Constructive Meeting With Commissioner On Sheep EID And Laying Hens

15 November 2011
Alyn Smith MEP, Scottish full member of the European Parliament's Agriculture and Rural Development Committee, has today taken part in a cross-party cross-national delegation of MEPs in a meeting on sheep EID and the laying hens directive with the European Commissioner for Health and Consumer Policy John Dalli.
14 MEPs from Scotland, Wales, Northern Ireland, England, Ireland, Germany and the Netherlands raised concerns on the practicalities of the EID directive in their countries.
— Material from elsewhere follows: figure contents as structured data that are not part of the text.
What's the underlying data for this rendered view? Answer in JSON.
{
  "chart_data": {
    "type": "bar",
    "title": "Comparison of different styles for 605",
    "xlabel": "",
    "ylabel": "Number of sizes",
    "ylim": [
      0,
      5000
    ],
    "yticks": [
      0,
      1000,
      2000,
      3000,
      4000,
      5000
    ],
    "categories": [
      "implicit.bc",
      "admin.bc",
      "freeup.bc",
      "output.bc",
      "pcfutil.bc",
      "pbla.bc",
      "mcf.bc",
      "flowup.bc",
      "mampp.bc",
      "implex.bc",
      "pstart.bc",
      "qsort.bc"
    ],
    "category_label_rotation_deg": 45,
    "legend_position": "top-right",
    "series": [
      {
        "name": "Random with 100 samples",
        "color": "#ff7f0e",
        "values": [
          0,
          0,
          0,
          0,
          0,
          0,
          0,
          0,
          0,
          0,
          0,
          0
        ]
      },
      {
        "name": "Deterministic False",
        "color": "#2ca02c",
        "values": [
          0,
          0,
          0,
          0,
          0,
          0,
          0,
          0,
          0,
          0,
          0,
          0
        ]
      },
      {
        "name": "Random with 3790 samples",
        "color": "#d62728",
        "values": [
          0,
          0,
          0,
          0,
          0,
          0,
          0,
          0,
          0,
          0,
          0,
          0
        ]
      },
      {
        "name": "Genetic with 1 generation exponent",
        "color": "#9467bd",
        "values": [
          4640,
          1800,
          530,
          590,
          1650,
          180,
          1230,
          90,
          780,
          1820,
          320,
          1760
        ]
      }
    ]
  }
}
In a frank and wide-ranging discussion, the Commissioner spoke positively of the need for a full review of the legislation on sheep EID with a focus on ensuring that it is implemented proportionately and flexibly. Mr Dalli also emphasised his determination to implement the ban on battery cages without derogations, while ensuring enough flexibility so that 50m hens are not killed on the 1st of January.  He reported to the MEPs that some progress has been made on eggs, with an "entente" reached in the Standing Committee on the Food Chain and Animal Health to prevent illegal eggs from crossing borders, and only used for processed products.

Alyn said:
"I promised the sheep sector in Scotland and Scotland's rural communities that I would remain vigilant as this rolls forward, and indeed I am.

"Today was a useful and constructive meeting, and I can understand the Commissioner's dilemma on both sheep EID and laying hens. On the one hand, the law is the law and has to be implemented as such - any other approach is unfair to those producers who have made the effort to comply and risks undermining our goals on health and animal welfare. On the other hand, the reality of the practicalities of implementation must be faced, and certain provisions which look good on paper just don't work in practice: such as the technology for reading electronic tags, or the responsibility of killing 50m hens in illegal cages, which is simply unconscionable in a hungry world. By the same token, to allow this illegal product to undermine those producers who have invested in higher animal welfare would be the worst sort of moral hazard.

"I think we've a good chance of making progress. We had 14 MEPs, from different political groups and different countries, laying out the concerns we have regarding readability of technology, proportionate cross compliance penalties, sheep welfare concerns, the danger of tag loss and the need to postpone the date on which all old sheep should be tagged. This reinforced the message that the Parliament still has its concerns on EID and it should strengthen the Commissioner's hand for reform. He seems quite keen on a full review of the implementation of the legislation, which is a positive, and took on board my point about how the Commission can act as a platform for exchange of best practice in terms of what works and what doesn't across Europe, all the while stressing the need for a pragmatic approach.

"The next step is the Standing Committee on the Food Chain and Animal Health. It's there that these decisions are made, and we need to be persuading our governments to be pushing for a review through this forum. That's where I will be focusing my efforts. We'll also be keeping up the pressure within the Parliament through a oral question."